We have so many things that we think we know and we stick to them and tend to impose on others, especially those we are trying to “help” or partner with. We live in a complex world and can’t put real lives in labeled boxes. If we come into a community with an open mind and the bravery to not be the “smart one”, we’ll be more effective. We won’t just create change in the community, we’ll create change in ourselves too.
Building trust is not a nice-to-have, it is the most important foundation.
There most have been a few turning points in the history of R2R. Which ones would you say are the most important ones and why?
There are lots of turning points for sure, this journey has been made of turning points actually. I think when you are starting something different, without a set roadmap, you’ll find surprises and challenges along the way. I must say that though our journey is filled with turning points, I could identify three big ones: the time when we partnered with our first designer (Rajo Laurel) who reimagined our artisanal products and engaged with us so generously; the time when we established our community livelihood model; and the time we ventured into retail. These turning points represents the three pillars that we had to be really good at in order to build this fashion and design house that empowers community artisans: design, community engagement, and sustainable market access.
When talking about R2R, you always talk about the company and everyone involved as a unit. If you can give any advice to other leaders as to create a company or organization that is based on the foundation of equality and unity, what would that be?
Yes! The world is somewhat fascinated with self-made people and personalities, and it is understandable. Stories are much more tangible if they are personal. However, the most sustainable companies that stand the test of time are those that are strong in values and culture—and while an individual can contribute to these, it takes a team of stakeholders to truly build these companies.
It is easy to get lost in personal achievement and think of awards as ends in themselves. It takes a really strong WHY to stay the course or go back on course. My advice is to have a very strong WHY that is beyond yourself, beyond your organization, beyond material things and beyond the present. This is what you will hold on to through failures, challenges and successes—basically all the stages one can get lost in.
What is your definition of a social enterprise? And is this how you define R2R?
There are so many schools of thought on the definition as it is, but it is still a relatively young concept & industry. The definition that stuck to me is that it is a scalable and sustainable solution to a social problem, using the principles of business. Our mission is consistent with this definition but we also believe that businesses (with or without the label) can do the same when they are intentional about it.

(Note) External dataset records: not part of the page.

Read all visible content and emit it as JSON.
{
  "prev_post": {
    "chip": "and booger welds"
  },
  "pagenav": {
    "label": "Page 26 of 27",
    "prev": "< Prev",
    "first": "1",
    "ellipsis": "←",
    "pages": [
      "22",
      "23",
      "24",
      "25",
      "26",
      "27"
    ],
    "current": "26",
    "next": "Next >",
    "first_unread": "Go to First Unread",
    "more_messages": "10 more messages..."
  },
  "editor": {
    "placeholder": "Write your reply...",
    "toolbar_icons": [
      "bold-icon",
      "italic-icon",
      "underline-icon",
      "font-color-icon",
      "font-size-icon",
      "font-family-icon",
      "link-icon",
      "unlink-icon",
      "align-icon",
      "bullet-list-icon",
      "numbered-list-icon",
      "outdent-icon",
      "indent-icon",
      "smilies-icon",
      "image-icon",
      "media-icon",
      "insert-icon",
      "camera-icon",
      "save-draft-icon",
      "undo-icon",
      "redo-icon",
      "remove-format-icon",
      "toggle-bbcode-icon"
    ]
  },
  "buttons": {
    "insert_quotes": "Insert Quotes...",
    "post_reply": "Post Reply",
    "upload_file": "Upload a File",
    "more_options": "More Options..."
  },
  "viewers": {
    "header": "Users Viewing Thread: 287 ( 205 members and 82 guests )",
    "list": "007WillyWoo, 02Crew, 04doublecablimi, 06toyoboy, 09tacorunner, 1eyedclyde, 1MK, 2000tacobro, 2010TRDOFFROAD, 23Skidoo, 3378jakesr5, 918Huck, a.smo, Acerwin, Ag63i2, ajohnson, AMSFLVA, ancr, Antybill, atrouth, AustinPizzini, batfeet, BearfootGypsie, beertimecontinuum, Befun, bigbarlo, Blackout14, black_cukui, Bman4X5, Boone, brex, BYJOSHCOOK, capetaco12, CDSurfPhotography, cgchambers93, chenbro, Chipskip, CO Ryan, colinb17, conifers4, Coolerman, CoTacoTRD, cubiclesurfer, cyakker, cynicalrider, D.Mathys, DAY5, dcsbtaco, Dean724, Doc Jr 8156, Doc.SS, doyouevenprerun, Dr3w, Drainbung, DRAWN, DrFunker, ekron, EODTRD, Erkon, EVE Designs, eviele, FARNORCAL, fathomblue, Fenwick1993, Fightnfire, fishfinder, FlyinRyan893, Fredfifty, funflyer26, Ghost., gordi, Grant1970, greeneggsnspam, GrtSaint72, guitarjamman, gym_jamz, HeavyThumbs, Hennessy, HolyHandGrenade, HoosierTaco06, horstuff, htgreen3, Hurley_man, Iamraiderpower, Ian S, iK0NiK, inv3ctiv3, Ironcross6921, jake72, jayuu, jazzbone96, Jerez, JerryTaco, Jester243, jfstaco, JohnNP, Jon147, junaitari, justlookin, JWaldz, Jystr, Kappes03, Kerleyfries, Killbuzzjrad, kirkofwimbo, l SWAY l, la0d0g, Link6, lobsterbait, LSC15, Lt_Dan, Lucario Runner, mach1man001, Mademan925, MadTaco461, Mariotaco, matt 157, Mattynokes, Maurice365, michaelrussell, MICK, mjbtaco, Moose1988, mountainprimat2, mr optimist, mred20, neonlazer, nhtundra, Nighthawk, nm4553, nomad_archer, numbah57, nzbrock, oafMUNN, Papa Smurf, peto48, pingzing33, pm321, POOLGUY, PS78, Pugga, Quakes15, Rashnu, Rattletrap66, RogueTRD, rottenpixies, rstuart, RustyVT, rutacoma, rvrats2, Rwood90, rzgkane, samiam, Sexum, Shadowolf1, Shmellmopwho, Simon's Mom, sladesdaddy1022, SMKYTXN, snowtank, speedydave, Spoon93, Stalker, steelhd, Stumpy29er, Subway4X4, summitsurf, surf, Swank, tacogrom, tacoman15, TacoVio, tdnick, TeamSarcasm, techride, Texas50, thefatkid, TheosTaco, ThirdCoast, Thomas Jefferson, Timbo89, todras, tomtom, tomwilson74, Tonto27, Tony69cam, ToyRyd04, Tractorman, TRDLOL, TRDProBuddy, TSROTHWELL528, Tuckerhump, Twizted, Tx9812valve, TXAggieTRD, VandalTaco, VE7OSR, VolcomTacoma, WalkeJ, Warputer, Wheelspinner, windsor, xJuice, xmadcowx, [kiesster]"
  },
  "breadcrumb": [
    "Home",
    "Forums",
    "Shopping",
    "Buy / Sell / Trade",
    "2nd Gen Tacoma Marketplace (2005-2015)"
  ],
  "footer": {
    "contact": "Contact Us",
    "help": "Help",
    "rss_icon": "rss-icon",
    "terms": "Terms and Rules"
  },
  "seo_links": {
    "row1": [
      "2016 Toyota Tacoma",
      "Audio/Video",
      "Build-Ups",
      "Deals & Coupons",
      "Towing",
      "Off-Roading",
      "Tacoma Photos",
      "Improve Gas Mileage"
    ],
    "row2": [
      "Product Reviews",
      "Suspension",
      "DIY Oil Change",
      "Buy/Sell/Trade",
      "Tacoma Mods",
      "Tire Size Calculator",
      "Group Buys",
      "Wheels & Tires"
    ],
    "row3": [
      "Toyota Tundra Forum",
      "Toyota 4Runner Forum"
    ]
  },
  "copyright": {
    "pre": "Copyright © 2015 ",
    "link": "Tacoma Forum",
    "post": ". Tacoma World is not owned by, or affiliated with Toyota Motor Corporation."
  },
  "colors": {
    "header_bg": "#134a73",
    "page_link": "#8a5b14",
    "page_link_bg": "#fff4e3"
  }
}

Early on, we have identified ourselves as a social enterprise because we wanted to be held accountable by ourselves, our communities, and stakeholders. We declared our social mission so that we don’t just have the moral responsibility to uphold it, we also have the public duty to do so. But at the same time, we strongly believe in the social good and social value that everyone can create when given the chance, the best practices, and even a little bit of the roadmap. We want to contribute to this bigger movement, and help make “social enterprise” an inclusive principle and not a box.
And before we end this interviews, can you please tell us a few Do’s and Don’ts in regards to socially conscious businesses?
Do’s – be authentic at all times, remember that transparency is a good thing, have a compelling WHY, and make your long-term social good vision your focal point
Don’ts – don’t get lost in the glitz and glamour of “doing good.” The results are not in there. Don’t use up your time just talking about what you do and sacrifice the time to actually doing it. And lastly, don’t give up without a fight. Awesome, world-changing things take time (no, not 3 years), a lot of effort, and grit.